# Bush kill bee vac.



## odfrank (May 13, 2002)

I use both an 8 frame model and a ten frame. I use the recommended Ridgid Blower vac, Model WD 1680. We have vac'd about 15 swarms this year. We did a huge one yesterday, and a small one, and a small one today. I like it better than shaking and walkin. No bee mess or disturbed cluster. No return visit at night to pick up the box. We attach a series of the 18" pipes that come with the blower vac and with a ladder can get up to 20' fairly easily. The more hose and pipes and longer drop the more dead bees. A cone shape nozzle helps with the ones a tangled in branches and leaves. We have had 8 this year on the street so we carry a generator in the truck. The cutout screen works well also.


----------



## Mr.Beeman (May 19, 2012)

Built one similar to it but I use an unattached vac motor. I didn't relish the idea of all that noise from the motor just feet away from me and mere inches from the boxed bees. My vac is located 24' away which makes for a quiet / less chaotic extraction.


----------



## odfrank (May 13, 2002)

The Ridgid motor is compact to store in my truck, much less bulk to carry into a backyard and quick to use as a blower to reverse the flow to unjam a bee clogged hose. Removing it from the Bushkill lid immediately gives full top venting to the caught bees in the box. Moving the motor noise away a few feet does not out weigh these advantages to me. And no bees have ever complained about the noise or vibration it causes while sitting on top of the vac. I recently bought a spare as a backup after working with a friends shop vac and having his burn out halfway thru the catch. Luckily I had my Rigid in my truck and we were quickly able to finish. On post # 6 below you can hear in videos that the blower is not too noisy. Like on this construction site there is often other ambient noise. Our generator is much noisier than the blower vac. Not every tool is perfect but you need tools to do a efficient job.


----------



## Riverderwent (May 23, 2013)

Ollie, I'm trying to picture it in my mind, but aren't those extensions connected backwards on that that hose? Is the small end supposed to be facing the vac?


----------



## odfrank (May 13, 2002)

Riverderwent said:


> Ollie, I'm trying to picture it in my mind, but aren't those extensions connected backwards on that that hose? Is the small end supposed to be facing the vac?

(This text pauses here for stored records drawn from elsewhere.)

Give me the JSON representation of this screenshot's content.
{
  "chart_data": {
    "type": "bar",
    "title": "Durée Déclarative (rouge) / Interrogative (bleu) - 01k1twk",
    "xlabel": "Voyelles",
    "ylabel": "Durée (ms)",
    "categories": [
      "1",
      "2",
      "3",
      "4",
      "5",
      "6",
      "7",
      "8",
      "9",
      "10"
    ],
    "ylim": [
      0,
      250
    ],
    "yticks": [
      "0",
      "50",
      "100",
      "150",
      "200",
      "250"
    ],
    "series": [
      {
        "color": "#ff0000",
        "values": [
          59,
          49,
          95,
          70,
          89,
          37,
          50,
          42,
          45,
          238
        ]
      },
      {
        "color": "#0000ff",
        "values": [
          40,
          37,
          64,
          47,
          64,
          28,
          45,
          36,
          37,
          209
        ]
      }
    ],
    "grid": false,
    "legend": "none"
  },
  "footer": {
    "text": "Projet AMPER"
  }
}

We use the Rigid hose that comes with the blower vac and it has a male fitting on each end and the Bushkill port fits a male end. So the female end attaches to the hose as the lower fitting on each pipe. And the tools are all female so they fit on that male end at the top. This video shows the vac and extensions in use. Out bee club now requires taking a swarm catching class and paying a $25 fee to be on the swarm list. So I made this video to prove what I had learned. Like putting up caution tape. 


https://www.youtube.com/watch?v=OkagvWJv1Qg

https://www.youtube.com/watch?v=tOU1DO7ikUE


https://www.youtube.com/watch?v=MBzx_D7QFkw

[url]https://www.youtube.com/watch?v=QLQ7c3QE36w
[/URL]


----------



## odfrank (May 13, 2002)

One of my famous inventions, the Blevins Bushkill Warre Adaptor Box in use, name after Charlie Blevins who detests Warre Hives:

https://www.youtube.com/watch?v=UkLBQBuTUbY


----------



## odfrank (May 13, 2002)

We use this a lot: a cone shaped nozzle. We suck the bulk of the swarm with the open hose and then get the bees stuck in the thicket with this nozzle:



http://www.vacuum-direct.com/shop-vac-plastic-concentrator-nozzle-9068300.aspx


----------



## Mr.Beeman (May 19, 2012)

One other advantage to having a vac 20+ feet away is when the vacuumed bees send off the alarm pheromone, the exhaust is far enough away that the bees that are still not vac'ed are none the wiser. 
I've noticed that the bees are more aggressive when the vac is right next to the removal. The first couple of extractions with the vac right next to the vac box was to say the least, an eye opening experience. A full bee suit and all the gear was the norm. 
Now, with the vac in another room, most of my removals are performed without gear and most often without a sting.


----------